Famous as the land horror-stricken by man-eating tigers this place was visited by Jim Corbett who saved the local people by getting rid of the terror of Mukteshwar. He wrote of Mukteshwar in his book Man-Eaters of Kumaon. Nestled in the Nainital district in the state of Uttarakhand, Mukteshwar is a hilly region comprising of beautiful fruit orchards and wonderous coniferous forests. Deriving its name from the name of Lord Shiva, it is a beautiful tourist destination situated at a height of 7500 feet above the sea level in the Kumaon hills.
It is a calm and peaceful town that offers enchanting views of the amazing surroundings. The Mukteshwar temple located in the region is devoted to Lord Shiva who according to myths is the provider of salvation. The houses in this serene town, built with red roofs and primeval window frames still have the essence of the British times. Agriculture is the main profession of the inhabitants with potato and fruits being the major cultivation.
Profuse with scenic charm, the town provides beautiful views of the mighty Himalayas. The renewable energy park made by The Energy and Resources Institute, is a step towards the further development of the town. The institute fulfils all its power needs from the electricity produced by the harnessing of solar energy in this renewable park. Mukteshwar Travel guide offers the valuable knowledge about this hill town.
Mukteshwar was previously Muktesar; the name changed after 1947. Until 1893 the place was known for its shrines and temple before it was selected for serum production to protect animals from cattle plague. On the recommendation of the Cattle Plague Commission, the Imperial Bacteriological Laboratory had its genesis on 9 December 1889 at Pune and relocated to Mukteshwar in 1893 to facilitate segregation and quarantine of highly contagious organisms. Initially the laboratory at Mukteshwar was completed in 1898 but destroyed by fire in 1899. It was resurrected in 1901. Then annual expenditure on research was Rs. 50,000. Later it was developed into the Indian Veterinary Research Institute (IVRI), which later moved its headquarters to Izatnagar. Still Mukteshwar serves as the hill campus of IVRI, including facilities such as an experimental goat farm.
The noted Nobel winner scientist Robert Koch visited this place on request of the government of India. The microscope used by him and other historical articles are kept in the museum maintained by IVRI. Hill carved cold room in 1900 is a place of attraction for visitors. It was made to store biological materials then.

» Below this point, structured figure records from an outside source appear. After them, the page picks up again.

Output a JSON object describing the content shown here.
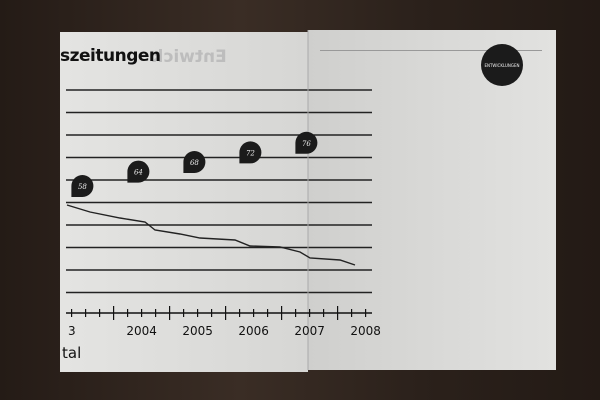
{
  "header": {
    "title": "szeitungen",
    "ghost_title": "Entwick",
    "badge": "ENTWICKLUNGEN"
  },
  "footer": {
    "label": "tal"
  },
  "chart_data": {
    "type": "line",
    "categories": [
      "3",
      "2004",
      "2005",
      "2006",
      "2007",
      "2008"
    ],
    "bubbles": {
      "x": [
        2003.3,
        2004.3,
        2005.3,
        2006.3,
        2007.3
      ],
      "values": [
        58,
        64,
        68,
        72,
        76
      ]
    },
    "grid": true,
    "colors": {
      "line": "#222222",
      "bubble": "#1b1b1b",
      "grid": "#222222"
    }
  }
}
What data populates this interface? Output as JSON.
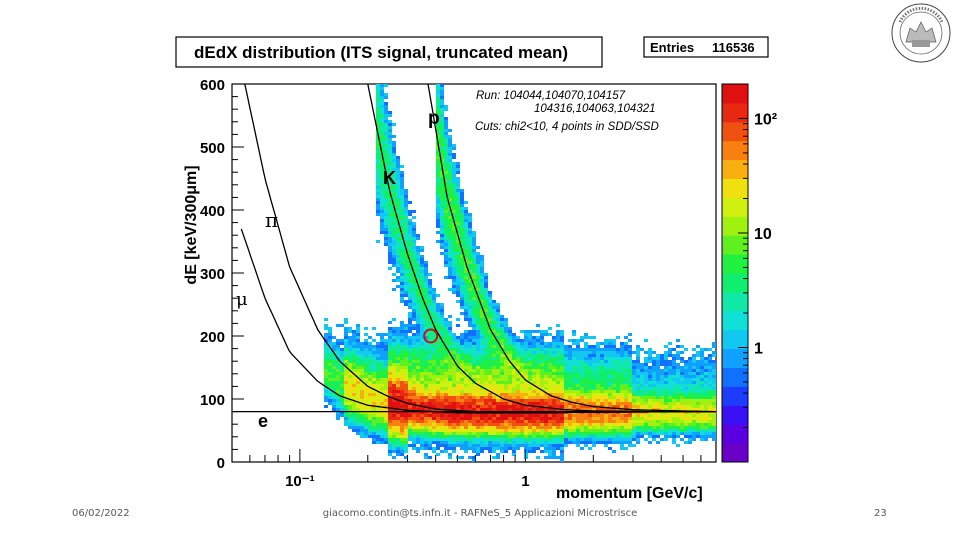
{
  "slide": {
    "footer_date": "06/02/2022",
    "footer_center": "giacomo.contin@ts.infn.it - RAFNeS_5 Applicazioni Microstrisce",
    "page_number": "23"
  },
  "chart_data": {
    "type": "heatmap",
    "title": "dEdX distribution (ITS signal, truncated mean)",
    "stats": {
      "label": "Entries",
      "value": "116536"
    },
    "xlabel": "momentum [GeV/c]",
    "ylabel": "dE [keV/300μm]",
    "x_scale": "log",
    "xlim": [
      0.05,
      7.0
    ],
    "ylim": [
      0,
      600
    ],
    "x_ticks": [
      {
        "value": 0.1,
        "label": "10⁻¹"
      },
      {
        "value": 1,
        "label": "1"
      }
    ],
    "y_ticks": [
      0,
      100,
      200,
      300,
      400,
      500,
      600
    ],
    "colorbar": {
      "scale": "log",
      "range": [
        0.1,
        200
      ],
      "ticks": [
        {
          "value": 1,
          "label": "1"
        },
        {
          "value": 10,
          "label": "10"
        },
        {
          "value": 100,
          "label": "10²"
        }
      ],
      "colors": [
        "#6a00c8",
        "#5a00e0",
        "#3a10f5",
        "#1e3cff",
        "#1070ff",
        "#10a0ff",
        "#10c8f0",
        "#10e0d8",
        "#10e8a8",
        "#10ee70",
        "#20f040",
        "#60f020",
        "#a0f010",
        "#d0f010",
        "#f0e010",
        "#f8b010",
        "#f88010",
        "#f05010",
        "#e82810",
        "#e01010"
      ]
    },
    "annotations": [
      "Run: 104044,104070,104157",
      "104316,104063,104321",
      "Cuts: chi2<10, 4 points in SDD/SSD"
    ],
    "curves": [
      {
        "label": "e",
        "points": [
          [
            0.05,
            80
          ],
          [
            7,
            80
          ]
        ]
      },
      {
        "label": "μ",
        "points": [
          [
            0.055,
            370
          ],
          [
            0.07,
            260
          ],
          [
            0.09,
            175
          ],
          [
            0.12,
            128
          ],
          [
            0.15,
            105
          ],
          [
            0.2,
            90
          ],
          [
            0.3,
            82
          ],
          [
            0.5,
            78
          ],
          [
            1,
            78
          ],
          [
            2,
            79
          ],
          [
            7,
            80
          ]
        ]
      },
      {
        "label": "π",
        "points": [
          [
            0.057,
            600
          ],
          [
            0.07,
            450
          ],
          [
            0.09,
            310
          ],
          [
            0.12,
            210
          ],
          [
            0.15,
            160
          ],
          [
            0.2,
            120
          ],
          [
            0.25,
            103
          ],
          [
            0.3,
            93
          ],
          [
            0.4,
            84
          ],
          [
            0.6,
            80
          ],
          [
            1,
            78
          ],
          [
            2,
            79
          ],
          [
            7,
            80
          ]
        ]
      },
      {
        "label": "K",
        "points": [
          [
            0.2,
            600
          ],
          [
            0.25,
            430
          ],
          [
            0.3,
            330
          ],
          [
            0.35,
            260
          ],
          [
            0.4,
            210
          ],
          [
            0.5,
            152
          ],
          [
            0.6,
            125
          ],
          [
            0.8,
            100
          ],
          [
            1,
            90
          ],
          [
            1.5,
            83
          ],
          [
            2,
            81
          ],
          [
            4,
            80
          ],
          [
            7,
            80
          ]
        ]
      },
      {
        "label": "p",
        "points": [
          [
            0.37,
            600
          ],
          [
            0.45,
            420
          ],
          [
            0.55,
            310
          ],
          [
            0.7,
            210
          ],
          [
            0.85,
            160
          ],
          [
            1,
            130
          ],
          [
            1.3,
            105
          ],
          [
            1.6,
            95
          ],
          [
            2,
            88
          ],
          [
            3,
            83
          ],
          [
            5,
            81
          ],
          [
            7,
            80
          ]
        ]
      }
    ],
    "highlight": {
      "x": 0.38,
      "y": 200
    },
    "density_bands": [
      {
        "name": "e/mu/pi band",
        "x_range": [
          0.13,
          7.0
        ],
        "y_center": 80,
        "peak_count": 150
      },
      {
        "name": "kaon band",
        "x_range": [
          0.25,
          1.5
        ],
        "y_center": 200,
        "peak_count": 5
      },
      {
        "name": "proton band",
        "x_range": [
          0.45,
          3.0
        ],
        "y_center": 250,
        "peak_count": 8
      }
    ]
  }
}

Famous saviour of horror-stricken people from man-eating tigers and writer Jim Corbett visited Mukteshwar. He wrote of Mukteshwar in Man-Eaters of Kumaon. Corbett wrote befitting and thrilling accounts of his experiences in the jungle. His books can be freely downloaded online.
Mukteshwar is located at 29.4722°N 79.6479°E. It has an average elevation of 2,286 metres (7,500 feet). Mukteshwar is situated in Nainital district at a distance of 51 km from Nainital, the district's administrative headquarter and 72 km from Haldwani, the largest city in Nainital.
Mukteshwar is rich in scenic beauty, with magnificent views of the Indian Himalayas including India's second-highest peak, Nanda Devi. Because of the hilly topography, agriculture in the area consists chiefly of potato fields and fruit orchards on terraces cut into the hillsides.
Mukteshwar has a subtropical highland climate. The pattern of seasons is similar to that in other parts of northern India, with distinct summer, monsoon and winter seasons. However, due to its high elevation, Mukteshwar is spared the intense heat of lower-lying towns and cities. Mukteshwar has cold winters and relatively cool summer with drastically escalated rain, in relation with lower altitudes, and frequent fog. Summers are warm with moderate rainfall, while the monsoon season is slightly cooler and features much heavier rain. Winters can be quite cool, and temperatures below freezing are not unusual. Snowfall occurs occasionally in December and January, though it is sparse, while the heavy rainfall events occurs during the monsoon season stretching from July to September.